Harmeet K. Dhillon of the Center for American Liberty, who also represents clients in lawsuits, said the policy does not go far enough.

“As recently as a week ago, Governor Newsom was telling people of faith they were not second, but third- or fourth-class citizens who could not expect to pray together until months from now, when he says so,” she said in a statement.

“As recently as last week, his administration took the position in court that people of faith are entitled to no special constitutional protection in an emergency, even though he himself has declared that California ‘flattened the curve’ of the disease weeks ago, there is no hospital bed, ventilator, or mask shortage, and many retail operations have been allowed to operate freely with none of the restrictions now being imposed upon houses of worship.”

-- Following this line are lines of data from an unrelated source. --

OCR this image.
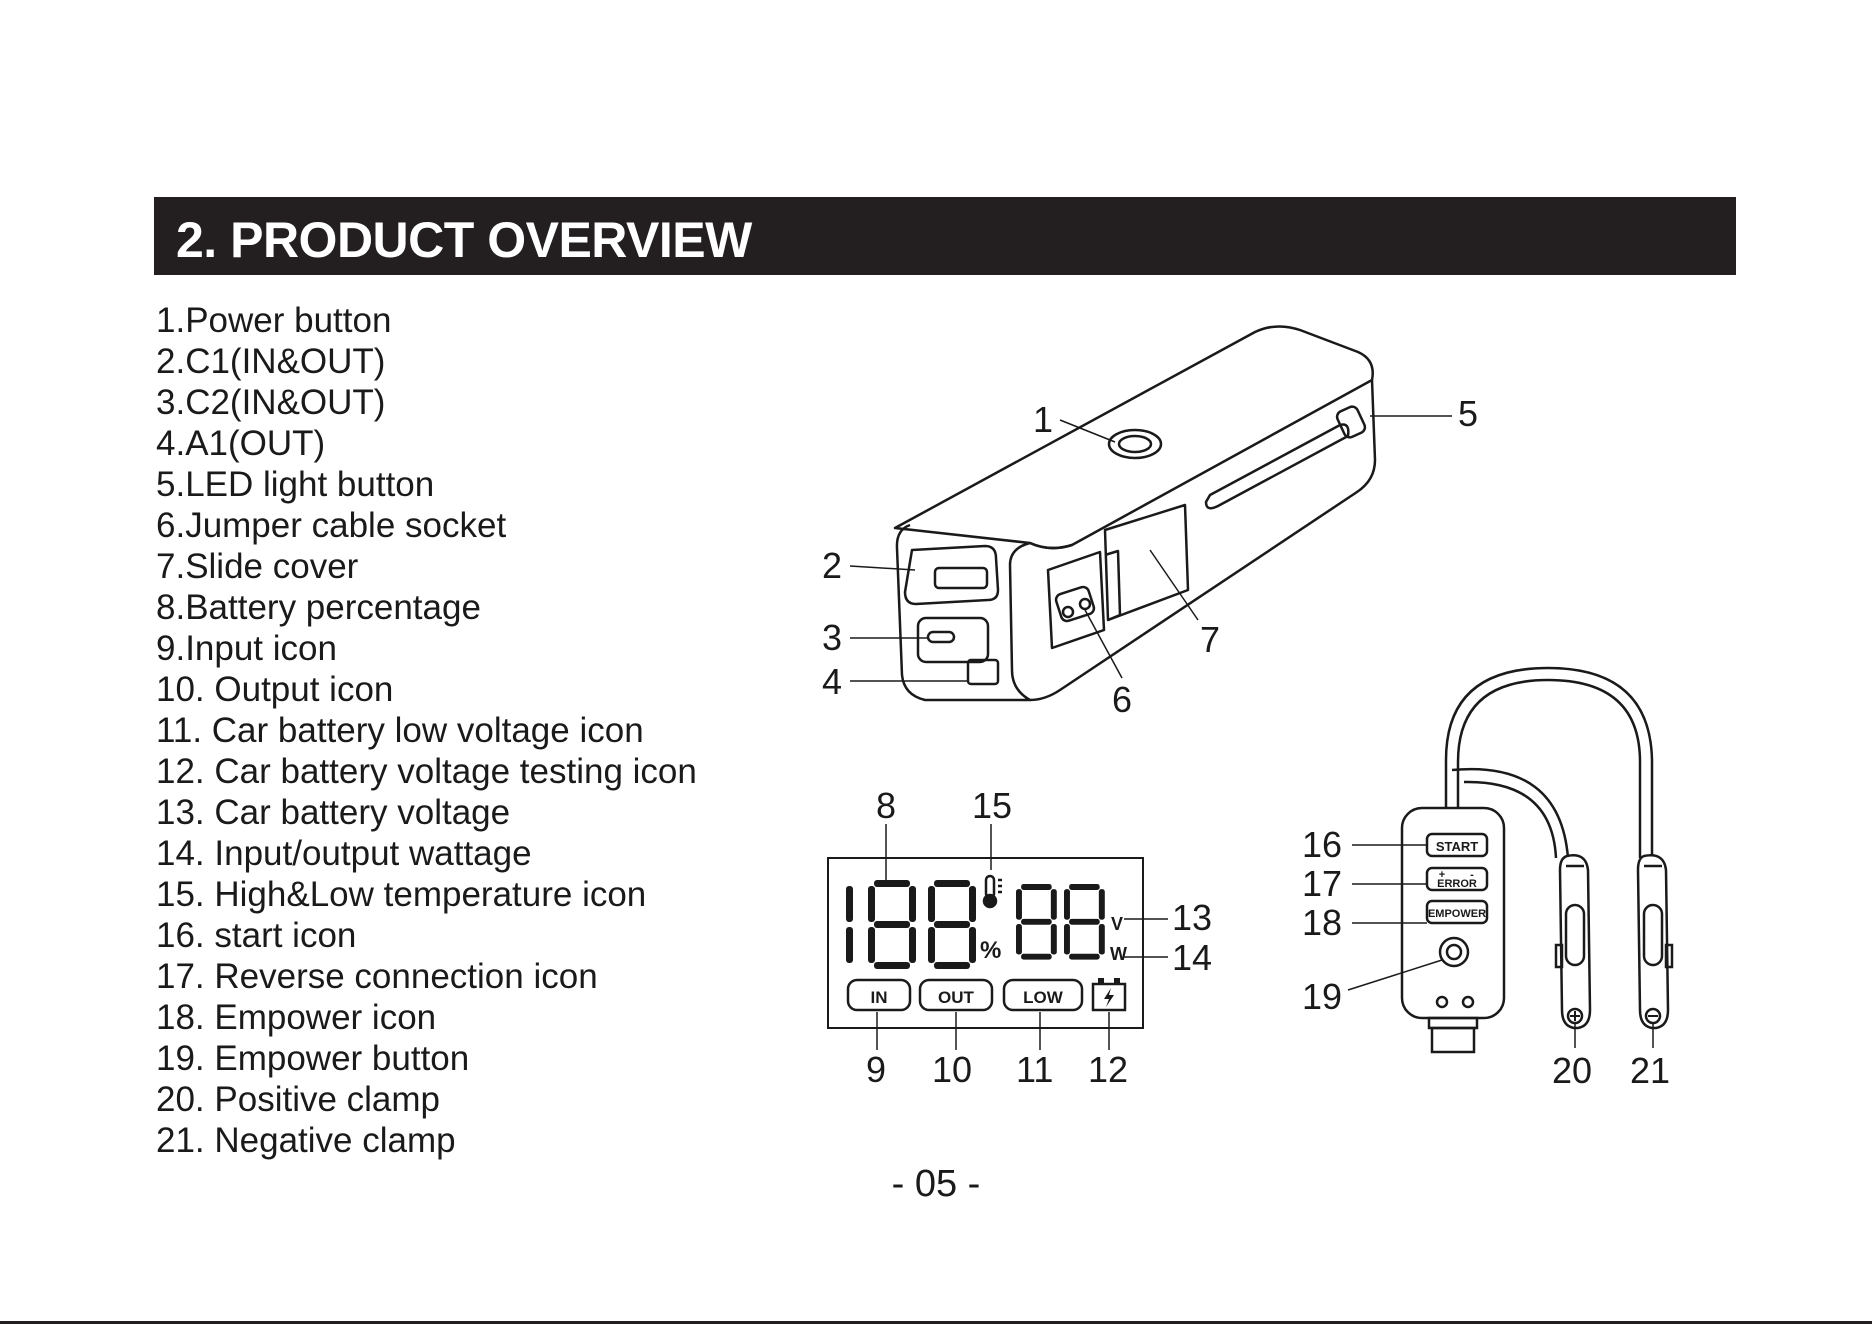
2. PRODUCT OVERVIEW
1.Power button
2.C1(IN&OUT)
3.C2(IN&OUT)
4.A1(OUT)
5.LED light button
6.Jumper cable socket
7.Slide cover
8.Battery percentage
9.Input icon
10. Output icon
11. Car battery low voltage icon
12. Car battery voltage testing icon
13. Car battery voltage
14. Input/output wattage
15. High&Low temperature icon
16. start icon
17. Reverse connection icon
18. Empower icon
19. Empower button
20. Positive clamp
21. Negative clamp
1	5
2
3
4	6
7
%
V
W
IN	OUT	LOW
8 15
13
14
9 10 11 12
START
+ -
ERROR
EMPOWER
16
17
18
19
20 21
- 05 -
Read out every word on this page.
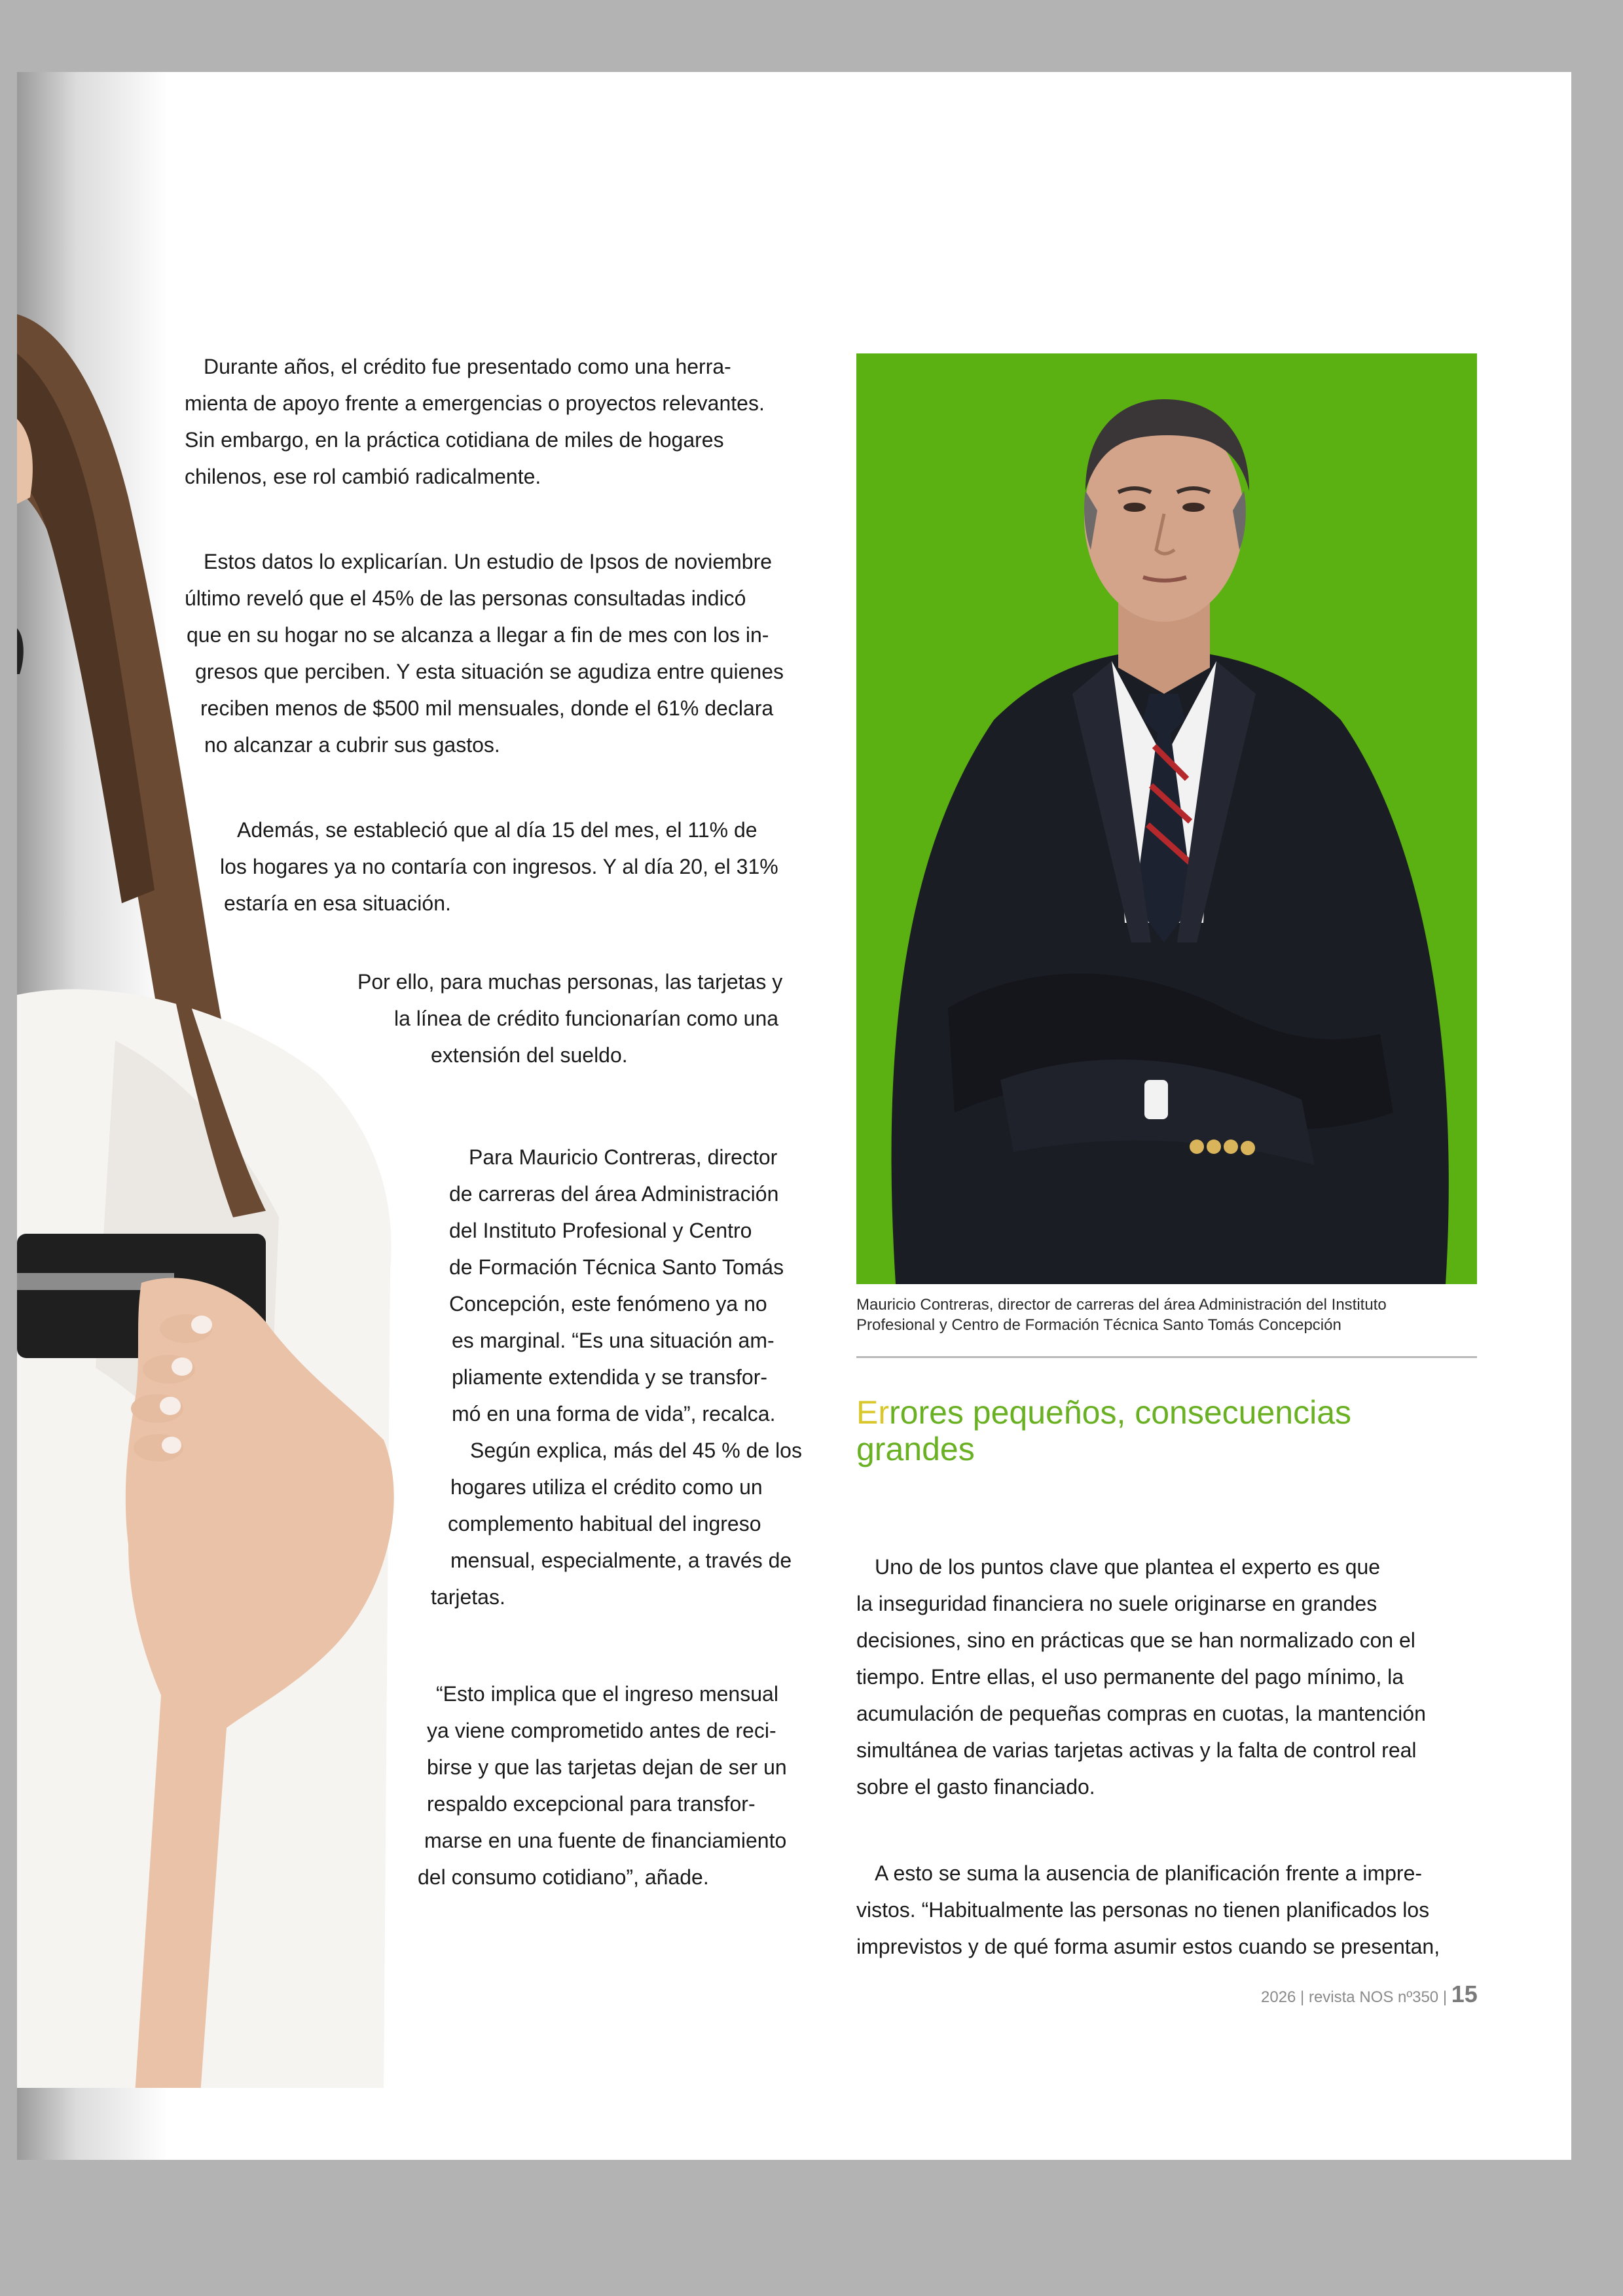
Durante años, el crédito fue presentado como una herra-
mienta de apoyo frente a emergencias o proyectos relevantes.
Sin embargo, en la práctica cotidiana de miles de hogares
chilenos, ese rol cambió radicalmente.

Estos datos lo explicarían. Un estudio de Ipsos de noviembre
último reveló que el 45% de las personas consultadas indicó
que en su hogar no se alcanza a llegar a fin de mes con los in-
gresos que perciben. Y esta situación se agudiza entre quienes
reciben menos de $500 mil mensuales, donde el 61% declara
no alcanzar a cubrir sus gastos.

Además, se estableció que al día 15 del mes, el 11% de
los hogares ya no contaría con ingresos. Y al día 20, el 31%
estaría en esa situación.

Por ello, para muchas personas, las tarjetas y
la línea de crédito funcionarían como una
extensión del sueldo.

Para Mauricio Contreras, director
de carreras del área Administración
del Instituto Profesional y Centro
de Formación Técnica Santo Tomás
Concepción, este fenómeno ya no
es marginal. “Es una situación am-
pliamente extendida y se transfor-
mó en una forma de vida”, recalca.

Según explica, más del 45 % de los
hogares utiliza el crédito como un
complemento habitual del ingreso
mensual, especialmente, a través de
tarjetas.

“Esto implica que el ingreso mensual
ya viene comprometido antes de reci-
birse y que las tarjetas dejan de ser un
respaldo excepcional para transfor-
marse en una fuente de financiamiento
del consumo cotidiano”, añade.

Mauricio Contreras, director de carreras del área Administración del Instituto
Profesional y Centro de Formación Técnica Santo Tomás Concepción
Errores pequeños, consecuencias
grandes

Uno de los puntos clave que plantea el experto es que
la inseguridad financiera no suele originarse en grandes
decisiones, sino en prácticas que se han normalizado con el
tiempo. Entre ellas, el uso permanente del pago mínimo, la
acumulación de pequeñas compras en cuotas, la mantención
simultánea de varias tarjetas activas y la falta de control real
sobre el gasto financiado.

A esto se suma la ausencia de planificación frente a impre-
vistos. “Habitualmente las personas no tienen planificados los
imprevistos y de qué forma asumir estos cuando se presentan,

2026 | revista NOS nº350 | 15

She called a 25% or 100-person limitation artificial

“Simply put, Governor Newsom lacks authority to dictate to California’s faithful, how they may worship. Guidelines, suggestions, education, and support are all welcome. Secular dictates that do not apply to other categories of our daily lives, are not welcome and not constitutional.”

She said her laws firm and center would continue to pursue clients’ First Amendment rights in court, “all the way to the U.S. Supreme Court if we must so that this suppress of faith is fully abated and never repeated.”

The U.S. Centers for Disease Control and Prevention released “interim guidance” Friday for houses of worship, while continuing to warn that “gatherings present a risk for increasing the spread of COVID-19 during this public health emergency.”

The CDC guidance includes standard recommendations such as frequent hand-washing, encouraging face coverings for staff and congregants, frequent cleaning of surfaces and promotion of social distancing through physical set-up and limited attendance.

The guidelines also recommend changes in the way houses of worship collect financial donations, limited physical contact such as shaking hands or hugging, and limiting the sharing of objects such as prayer books and cups.

More than 1,200 pastors and clergy from across California sent the governor a letter last week saying they plan to resume in-person services May 31, regardless of state restrictions.

Updated at 3:40 p.m. May 25, 2020

— City News Service contributed to this report.